Our results also emphasise the relevant role in firm productivity of physical capital investments in certain firms. In particular, physical capital is still playing an important role in explaining the productivity gains of manufacturing firms located in lower-order regions or belonging to non-high-tech sectors.

The particular nature of the relationship between R&D and capital formation on the one hand and productivity evolution on the other hand might heavily be affected by the industrial structure which characterises a single region. Thus – according to what discussed above – a region characterised by a large presence of high-tech sectors would probably turn out to be very sensitive to R&D activities in getting productivity gains, while a region characterised by a disproportionate presence of traditional sectors, mainly composed by SMEs, would come out to be particularly responsive to firm capital formation.

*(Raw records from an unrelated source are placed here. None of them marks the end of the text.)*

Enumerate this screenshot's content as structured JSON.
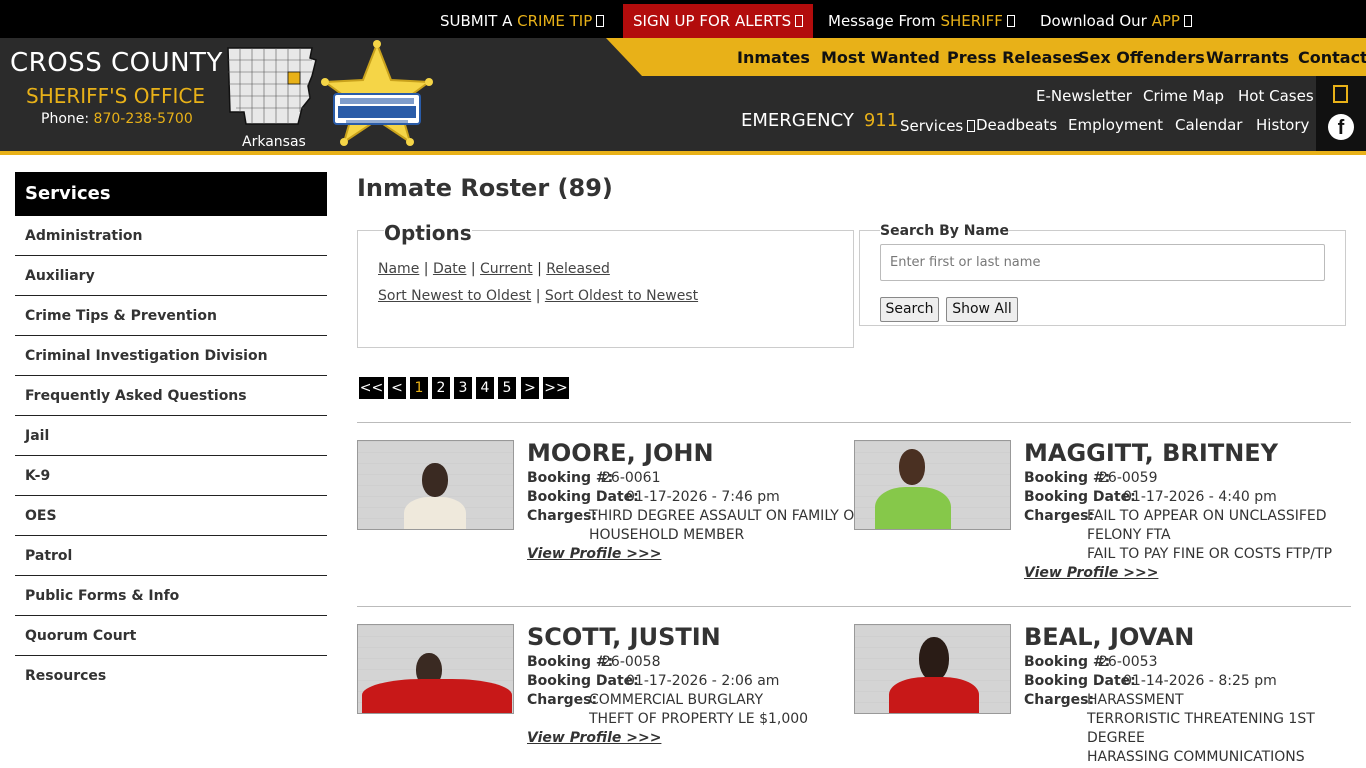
{
  "topbar": {
    "crime_tip": {
      "prefix": "SUBMIT A ",
      "highlight": "CRIME TIP"
    },
    "alerts": {
      "label": "SIGN UP FOR ALERTS"
    },
    "message": {
      "prefix": "Message From ",
      "highlight": "SHERIFF"
    },
    "app": {
      "prefix": "Download Our ",
      "highlight": "APP"
    }
  },
  "brand": {
    "title": "CROSS COUNTY",
    "subtitle": "SHERIFF'S OFFICE",
    "phone_label": "Phone: ",
    "phone": "870-238-5700",
    "state_label": "Arkansas"
  },
  "main_nav": [
    "Inmates",
    "Most Wanted",
    "Press Releases",
    "Sex Offenders",
    "Warrants",
    "Contact"
  ],
  "emergency": {
    "label": "EMERGENCY",
    "number": "911"
  },
  "sub_nav_top": [
    "E-Newsletter",
    "Crime Map",
    "Hot Cases"
  ],
  "sub_nav_bottom": [
    "Services",
    "Deadbeats",
    "Employment",
    "Calendar",
    "History"
  ],
  "sidebar": {
    "title": "Services",
    "items": [
      "Administration",
      "Auxiliary",
      "Crime Tips & Prevention",
      "Criminal Investigation Division",
      "Frequently Asked Questions",
      "Jail",
      "K-9",
      "OES",
      "Patrol",
      "Public Forms & Info",
      "Quorum Court",
      "Resources"
    ]
  },
  "page": {
    "title": "Inmate Roster (89)"
  },
  "options": {
    "legend": "Options",
    "filters": [
      "Name",
      "Date",
      "Current",
      "Released"
    ],
    "sorts": [
      "Sort Newest to Oldest",
      "Sort Oldest to Newest"
    ],
    "separator": "|"
  },
  "search": {
    "legend": "Search By Name",
    "placeholder": "Enter first or last name",
    "search_button": "Search",
    "show_all_button": "Show All"
  },
  "pagination": [
    "<<",
    "<",
    "1",
    "2",
    "3",
    "4",
    "5",
    ">",
    ">>"
  ],
  "labels": {
    "booking_no": "Booking #:",
    "booking_date": "Booking Date:",
    "charges": "Charges:",
    "view_profile": "View Profile >>>"
  },
  "inmates": [
    {
      "name": "MOORE, JOHN",
      "booking_no": "26-0061",
      "booking_date": "01-17-2026 - 7:46 pm",
      "charges": [
        "THIRD DEGREE ASSAULT ON FAMILY OR",
        "HOUSEHOLD MEMBER"
      ]
    },
    {
      "name": "MAGGITT, BRITNEY",
      "booking_no": "26-0059",
      "booking_date": "01-17-2026 - 4:40 pm",
      "charges": [
        "FAIL TO APPEAR ON UNCLASSIFED",
        "FELONY FTA",
        "FAIL TO PAY FINE OR COSTS FTP/TP"
      ]
    },
    {
      "name": "SCOTT, JUSTIN",
      "booking_no": "26-0058",
      "booking_date": "01-17-2026 - 2:06 am",
      "charges": [
        "COMMERCIAL BURGLARY",
        "THEFT OF PROPERTY LE $1,000"
      ]
    },
    {
      "name": "BEAL, JOVAN",
      "booking_no": "26-0053",
      "booking_date": "01-14-2026 - 8:25 pm",
      "charges": [
        "HARASSMENT",
        "TERRORISTIC THREATENING 1ST",
        "DEGREE",
        "HARASSING COMMUNICATIONS"
      ]
    }
  ],
  "colors": {
    "accent": "#e8b118",
    "alert": "#b20c0c",
    "header_bg": "#2b2b2b"
  }
}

In terms of policy implications, a European regional policy targeted to increase the competitiveness and productivity of European countries by means of increasing the R&D investment (with strategies like the Lisbon Agenda or the Innovation Union) should not leave aside the strong heterogeneity across European regions. Therefore, there is no single formula to promote efficient innovation in all regions, but more systematic policy analysis would help policymakers to understand which region-level instruments help firms to generate innovation in increasing their regional competitiveness and growth.

Regional policy of innovation should, in general, focus on emphasising absorption capacity and innovation by adoption. By encouraging and incentivising labour mobility, attracting private capital, improving the accessibility and connectivity and promoting endogenous growth by identifying potential sources of growth, the possibilities of the regions to attract high-tech firms will increase.